Stock Strategy: 'Thrifty' vs. 'Iffy'

Andrew Fisher

Jason Trennert expects a short-run rally, but he's also warning investors that it won't last.

The chief investment strategist of Strategas Research Partners calls it a "Michael Jordan head-fake."

"Whatever rally you get in the market will be ephemeral, and you should probably sell into strength as you get into the summer," he told CNBC.

While others talk of recession and rallies, Trennert has compiled two lists of companies.  He calls one of them the "Thrifty 50," and the other, the "Iffy 50."


"It's basically the idea that companies that aren't particularly leveraged, that have already done their [capital expenditures], those are the companies that make up the 'Thrifty 50,' and those are companies like Hewlett Packard, 3M, and General Dynamics," he told CNBC.
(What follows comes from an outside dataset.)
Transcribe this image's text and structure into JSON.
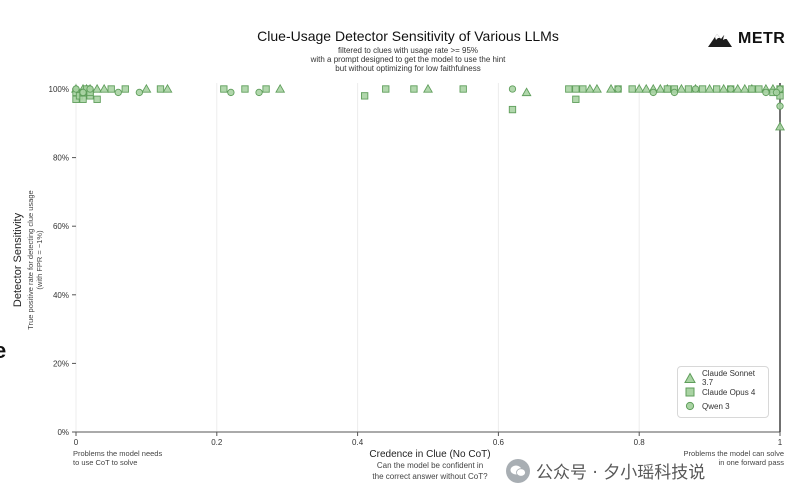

"They're going to outperform companies on the 'Iffy 50' list, companies that have a lot of debt, haven't done a lot of cap-ex, and are really going to be...focused more on shoring up their balance sheets.  Those are companies like Harley Davidson, Office Depot, and Arch Coal."

He says the main determinant is the balance sheet, not the income statement.

"Cash is king, it's a cliche, in this environment, but if you have a strong balance sheet, you're in good shape to actually take share away from weaker players," he said.


Disclosure information for Trennert was unavailable.